Młodego puszczyka przypadkowa kobieta podrzuciła do weterynarza, chory łabędź leżał na plaży. W obu przypadkach interweniowali strażnicy miejscy. Zwierzęta wymagały opieki weterynaryjnej. Trafiły do lecznicy.
Puszczyk

Sobota, 25 lutego. O godzinie 11:00 na numer 986 zadzwonił mężczyzna i powiedział, że do przychodni weterynaryjnej przy ulicy Piastowskiej ktoś podrzucił sowę. Na miejsce pojechał patrol strażników z Referatu Ekologicznego.

Pracownik przychodni powiedział mundurowym, że ptaka schowanego w kartonie przyniosła do nich nieznana kobieta.
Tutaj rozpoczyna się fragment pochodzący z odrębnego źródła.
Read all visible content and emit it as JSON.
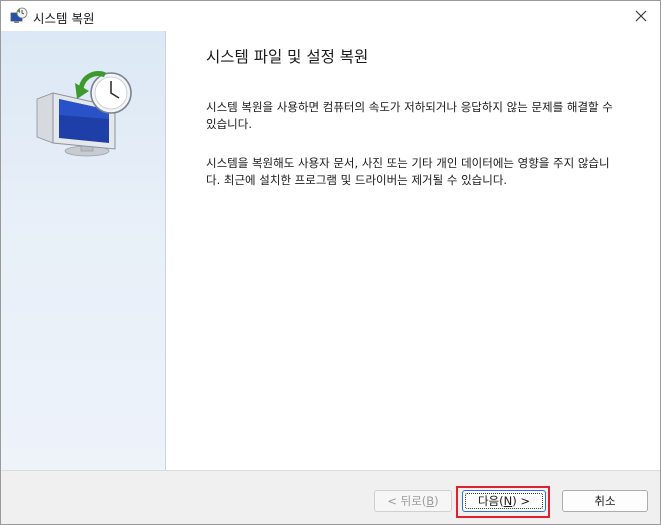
{
  "window": {
    "title": "시스템 복원",
    "icon": "system-restore-icon",
    "close_icon": "close-icon"
  },
  "content": {
    "heading": "시스템 파일 및 설정 복원",
    "paragraph1": "시스템 복원을 사용하면 컴퓨터의 속도가 저하되거나 응답하지 않는 문제를 해결할 수 있습니다.",
    "paragraph2": "시스템을 복원해도 사용자 문서, 사진 또는 기타 개인 데이터에는 영향을 주지 않습니다. 최근에 설치한 프로그램 및 드라이버는 제거될 수 있습니다."
  },
  "buttons": {
    "back": {
      "label_prefix": "< 뒤로(",
      "mnemonic": "B",
      "label_suffix": ")",
      "enabled": false
    },
    "next": {
      "label_prefix": "다음(",
      "mnemonic": "N",
      "label_suffix": ") >",
      "focused": true
    },
    "cancel": {
      "label": "취소"
    }
  },
  "colors": {
    "focus_highlight": "#e0202a",
    "side_pane": "#dce8f5"
  }
}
Postawiła karton w poczekalni i powiedziała, że w środku jest sowa, która potrzebuje pomocy. Następnie szybko się oddaliła.

Funkcjonariusze zabrali podrzutka i przewieźli do lecznicy dla zwierząt przy ulicy Kartuskiej. Weterynarze zidentyfikowali ptaka, jako podlota puszczyka zwyczajnego. Po wstępnych badaniach ptak trafił na leczenie do Pomorskiego Ośrodka Rehabilitacji Dzikich Zwierząt „Ostoja”.

abędź

Następnego dnia patrol strażniczek z Referatu Ekologicznego otrzymał kolejne zgłoszenie dotyczące ptaka, który potrzebuje pomocy. Tym razem chodziło o łabędzia. Chory ptak znajdował się przy wejściu nr 22 na Górkach Zachodnich.

Gdy funkcjonariuszki przyjechały na miejsce, zobaczyły w pobliżu linii brzegowej młodego łabędzia. Ptak leżał na boku i nie mógł się podnieść. Dodatkowo miał nienaturalnie wygiętą szyję. Strażniczki przewiozły chorego łabędzia do lecznicy dla zwierząt przy ulicy Kartuskiej, gdzie pozostał na obserwację.